En total, se vendieron 400.000 entradas en solo cuatro horas. De ellas, 125.000 fueron reservadas exclusivamente para residentes locales, mientras que el resto se destinará a turistas de todo el mundo.


Foto: Redes sociales

Se estima que unos 200.000 visitantes internacionales llegarán a la isla para vivir la experiencia “No Me Quiero Ir De Aquí”, nombre de la serie de shows inspirada en su más reciente álbum: Debí Tirar Más Fotos.


Esta fue la apuesta de Bad Bunny por su tierra

Para Bad Bunny —o Benito, como lo conocen sus fans más cercanos— esta residencia es más que un espectáculo. Es un manifiesto. En palabras del propio artista: “Este proyecto es de todos los que nos sentimos orgullosos de ser de Puerto Rico y de ser latinos”. El impacto va mucho más allá de la música.

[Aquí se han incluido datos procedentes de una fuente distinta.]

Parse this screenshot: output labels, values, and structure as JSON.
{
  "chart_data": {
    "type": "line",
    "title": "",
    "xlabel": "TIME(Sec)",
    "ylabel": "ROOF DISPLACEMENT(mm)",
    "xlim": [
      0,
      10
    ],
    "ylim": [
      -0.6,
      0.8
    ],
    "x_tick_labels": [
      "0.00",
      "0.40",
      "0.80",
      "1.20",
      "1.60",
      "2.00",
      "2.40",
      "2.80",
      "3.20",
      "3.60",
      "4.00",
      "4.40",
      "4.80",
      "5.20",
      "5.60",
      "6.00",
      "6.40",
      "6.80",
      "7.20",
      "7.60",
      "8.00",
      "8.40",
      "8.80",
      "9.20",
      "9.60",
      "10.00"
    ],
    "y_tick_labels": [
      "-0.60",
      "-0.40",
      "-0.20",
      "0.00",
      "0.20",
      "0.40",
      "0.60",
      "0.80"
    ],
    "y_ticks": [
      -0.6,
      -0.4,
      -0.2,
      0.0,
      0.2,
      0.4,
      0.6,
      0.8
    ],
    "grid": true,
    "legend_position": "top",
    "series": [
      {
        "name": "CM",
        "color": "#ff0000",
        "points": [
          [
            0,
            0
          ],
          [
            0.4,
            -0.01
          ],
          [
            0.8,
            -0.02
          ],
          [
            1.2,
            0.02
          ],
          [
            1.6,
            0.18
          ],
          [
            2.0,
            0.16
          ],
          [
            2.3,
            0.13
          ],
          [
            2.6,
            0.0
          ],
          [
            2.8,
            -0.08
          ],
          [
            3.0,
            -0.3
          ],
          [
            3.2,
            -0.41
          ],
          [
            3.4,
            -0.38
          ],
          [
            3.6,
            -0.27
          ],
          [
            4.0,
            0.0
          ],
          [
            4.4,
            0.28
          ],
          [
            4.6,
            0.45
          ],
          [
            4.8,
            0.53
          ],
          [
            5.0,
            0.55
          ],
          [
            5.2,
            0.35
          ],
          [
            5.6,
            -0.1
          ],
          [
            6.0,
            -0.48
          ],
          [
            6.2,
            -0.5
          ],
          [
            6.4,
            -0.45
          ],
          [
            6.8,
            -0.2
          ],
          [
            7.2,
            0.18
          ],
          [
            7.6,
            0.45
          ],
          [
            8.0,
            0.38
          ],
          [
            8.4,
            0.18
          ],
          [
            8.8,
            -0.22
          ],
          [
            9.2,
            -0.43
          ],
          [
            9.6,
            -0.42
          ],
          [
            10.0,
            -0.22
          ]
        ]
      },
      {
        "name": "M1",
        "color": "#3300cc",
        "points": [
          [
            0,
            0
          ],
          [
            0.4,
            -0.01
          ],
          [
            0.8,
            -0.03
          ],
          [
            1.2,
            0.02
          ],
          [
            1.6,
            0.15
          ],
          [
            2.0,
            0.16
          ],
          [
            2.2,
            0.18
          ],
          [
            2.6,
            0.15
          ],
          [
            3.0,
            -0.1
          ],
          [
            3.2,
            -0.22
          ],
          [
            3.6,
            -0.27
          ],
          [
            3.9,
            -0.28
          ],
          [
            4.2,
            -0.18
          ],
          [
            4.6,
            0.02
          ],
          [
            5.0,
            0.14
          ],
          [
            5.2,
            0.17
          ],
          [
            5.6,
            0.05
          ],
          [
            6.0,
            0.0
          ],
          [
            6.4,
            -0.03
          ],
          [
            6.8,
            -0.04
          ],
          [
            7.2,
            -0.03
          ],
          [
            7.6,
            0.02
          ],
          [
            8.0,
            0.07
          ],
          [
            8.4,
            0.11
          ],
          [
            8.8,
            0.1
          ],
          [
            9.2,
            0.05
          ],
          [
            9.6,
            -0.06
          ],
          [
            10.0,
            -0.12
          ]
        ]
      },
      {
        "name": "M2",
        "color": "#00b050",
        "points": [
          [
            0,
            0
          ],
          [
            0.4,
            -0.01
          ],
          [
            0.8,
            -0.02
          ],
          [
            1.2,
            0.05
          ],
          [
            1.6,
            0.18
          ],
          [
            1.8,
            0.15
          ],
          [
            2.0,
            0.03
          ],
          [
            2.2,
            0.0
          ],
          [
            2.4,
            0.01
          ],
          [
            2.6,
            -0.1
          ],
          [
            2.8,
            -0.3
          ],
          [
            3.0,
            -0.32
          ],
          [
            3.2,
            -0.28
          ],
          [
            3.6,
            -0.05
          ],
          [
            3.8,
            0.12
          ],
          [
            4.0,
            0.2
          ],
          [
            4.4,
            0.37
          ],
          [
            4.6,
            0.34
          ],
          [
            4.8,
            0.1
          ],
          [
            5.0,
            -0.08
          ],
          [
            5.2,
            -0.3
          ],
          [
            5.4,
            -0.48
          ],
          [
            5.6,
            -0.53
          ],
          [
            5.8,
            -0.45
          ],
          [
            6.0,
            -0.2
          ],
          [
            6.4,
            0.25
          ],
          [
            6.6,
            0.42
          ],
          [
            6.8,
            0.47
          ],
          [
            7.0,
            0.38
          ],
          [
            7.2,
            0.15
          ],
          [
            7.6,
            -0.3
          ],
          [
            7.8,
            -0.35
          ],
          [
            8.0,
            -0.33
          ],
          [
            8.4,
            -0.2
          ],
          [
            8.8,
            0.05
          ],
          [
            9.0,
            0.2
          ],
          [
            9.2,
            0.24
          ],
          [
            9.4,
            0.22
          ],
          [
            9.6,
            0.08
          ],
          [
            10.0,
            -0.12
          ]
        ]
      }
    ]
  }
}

Alejandro Pabón, promotor del evento desde Move Concerts, explicó que esta temporada, usualmente tranquila para el turismo, verá un aumento extraordinario de visitantes. “Todos los hoteles están llenos. Hay un aumento del 70 % en reservas de AirBnB. Esta iniciativa reactivará el empleo local y generará un movimiento económico significativo en toda la cadena de valor”, aseguró.


¿Un nuevo paradigma en el entretenimiento global?

La estrategia podría sentar un precedente. Si artistas de otras partes del mundo replican el modelo —es decir, hacer residencias en sus países de origen— las economías locales podrían verse profundamente beneficiadas, especialmente en temporadas bajas. Una propuesta que marca un antes y un después en las residencias de artistas a escala global.


Un evento sin precedentes que no solo rompe récords de boletería, sino que también promete transformar la economía y la imagen internacional de Puerto Rico.


Más allá del espectáculo, un impulso para la economía puertorriqueña

Desde que Bad Bunny consolidó su carrera internacional, su presencia ha tenido un efecto positivo y medible sobre la economía de Puerto Rico. La inversión que genera su residencia artística en el Coliseo ha disparado sectores clave como el turismo, la hotelería, la gastronomía, el transporte y el comercio minorista. Según cifras preliminares de la Compañía de Turismo de Puerto Rico, se espera que el impacto económico supere los 120 millones de dólares, con un repunte significativo en el empleo temporal y el consumo local durante los dos meses de residencia.


La influencia de Bad Bunny también ha servido como catalizador para la revitalización urbana de San Juan y sus alrededores. Zonas antes subutilizadas hoy acogen nuevos negocios impulsados por la llegada masiva de turistas y fanáticos. Además, el interés mediático internacional ha mejorado la percepción de Puerto Rico como destino cultural vibrante, joven y moderno.